Resultados e discussão
Os(as) NP tinham representatividade LGBTQIA+, sendo 3 homens trans heterossexuais, dois homens cis gays e duas mulheres cis, uma heterossexual e uma bissexual. Com idades entre 23 e 50, a maioria se declarou preto(a) (5) e tem nível superior completo (6). As seguintes dificuldades e desafios para as práticas de cuidado se destacaram: decisões dos(as) adolescentes para mudar de “braço” durante a pesquisa (diminuição da libido, viagens, pandemia, diminuição da atividade sexual); situações do cotidiano que interferiram no uso da PrEP e eram pouco compartilhadas com os(as) NP (condições clínicas, doenças, crenças fantasiosas); interação via redes sociais repleta de hiatos e interrupções que dificultam a comunicação contínua e acompanhamento mais intensivo; adolescentes que transicionaram a identidade de gênero, sendo performadas práticas de cuidado para estas demandas (uso de pronome neutro, informações sobre hormonização e retificação do nome). Assim, as relações de cuidado entre NP e participantes são efeito de variáveis viscosas (MOL, 2008) dadas pela dinâmica da vida, por isso são abertas e fluidas. Tensões estão postas entre práticas de cuidado biomédicas (lógica da escolha) e as produzidas a partir dos dilemas, desafios e conflitos (lógica do cuidado) (MOL, 2008). Por exemplo, orientações sobre uso diário e armazenamento adequado da PrEP e relatos dos(as) adolescentes sobre condições insalubres de moradia e ingestão do comprimido sob demanda. Tais situações interferem nos protocolos de cuidado pré-estabelecidos, impulsionam novos arranjos na rede de relações, engajando atores heterogêneos (profissionais, pares, celulares, redes sociais, SISPrEP, etc.) para o alcance do “bom cuidado” (MOL, 2008). Redes de interações e cenários se modificam na transição de gênero de alguns(mas) dos(as) adolescentes, cujas vulnerabilidades exigem práticas e manejo de instrumentos que materializam e localizam tais sujeitos em suas realidades históricas e culturais.

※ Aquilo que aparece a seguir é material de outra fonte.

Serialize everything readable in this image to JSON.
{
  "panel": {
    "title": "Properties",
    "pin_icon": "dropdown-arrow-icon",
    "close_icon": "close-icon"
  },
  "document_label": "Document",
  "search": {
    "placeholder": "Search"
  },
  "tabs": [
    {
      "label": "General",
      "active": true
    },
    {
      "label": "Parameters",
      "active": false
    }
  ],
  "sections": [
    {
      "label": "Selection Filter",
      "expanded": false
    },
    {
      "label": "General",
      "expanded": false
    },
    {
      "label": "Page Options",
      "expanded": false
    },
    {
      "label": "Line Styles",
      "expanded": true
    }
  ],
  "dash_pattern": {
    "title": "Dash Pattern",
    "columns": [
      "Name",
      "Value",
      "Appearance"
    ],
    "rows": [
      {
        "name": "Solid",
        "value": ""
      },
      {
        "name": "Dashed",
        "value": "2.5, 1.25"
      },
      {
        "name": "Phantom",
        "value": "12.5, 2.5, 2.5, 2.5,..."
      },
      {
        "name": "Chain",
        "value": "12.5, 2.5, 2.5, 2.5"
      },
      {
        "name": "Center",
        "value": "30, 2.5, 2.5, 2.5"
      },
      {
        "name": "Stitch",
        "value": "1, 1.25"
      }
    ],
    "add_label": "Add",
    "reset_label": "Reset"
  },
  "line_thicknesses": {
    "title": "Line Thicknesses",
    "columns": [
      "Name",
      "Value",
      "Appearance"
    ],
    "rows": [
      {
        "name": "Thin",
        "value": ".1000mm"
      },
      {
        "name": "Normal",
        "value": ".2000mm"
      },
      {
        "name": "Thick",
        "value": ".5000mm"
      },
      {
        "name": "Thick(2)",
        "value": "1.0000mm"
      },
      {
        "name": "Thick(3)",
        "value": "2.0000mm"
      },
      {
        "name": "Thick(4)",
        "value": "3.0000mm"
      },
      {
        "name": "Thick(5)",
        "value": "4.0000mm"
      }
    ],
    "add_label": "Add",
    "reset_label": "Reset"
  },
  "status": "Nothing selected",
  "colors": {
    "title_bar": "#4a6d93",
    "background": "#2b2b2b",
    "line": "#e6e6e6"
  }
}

Conclusões/Considerações finais
A PrEP é uma materialidade que faz a diferença na medida em que pode alterar uma situação ou curso de ação, reverbera em discursos, condutas, sendo compreendida como ator/actante ativo nos processos de cuidado. A sua oferta para aHSH e aTrMT impõe desafios e rearranjos nas práticas e protocolos assistenciais, pois os(as) usuários(as) são ativos(as) e produzem cuidado nas suas redes de relações, sob as condições de possibilidades dadas no manejo de artefatos e instrumentos que dispõem em suas realidades materiais. A NP evidencia que práticas de cuidado podem percorrer caminhos fluidos e abertos, em função das realidades sociomateriais dos indivíduos.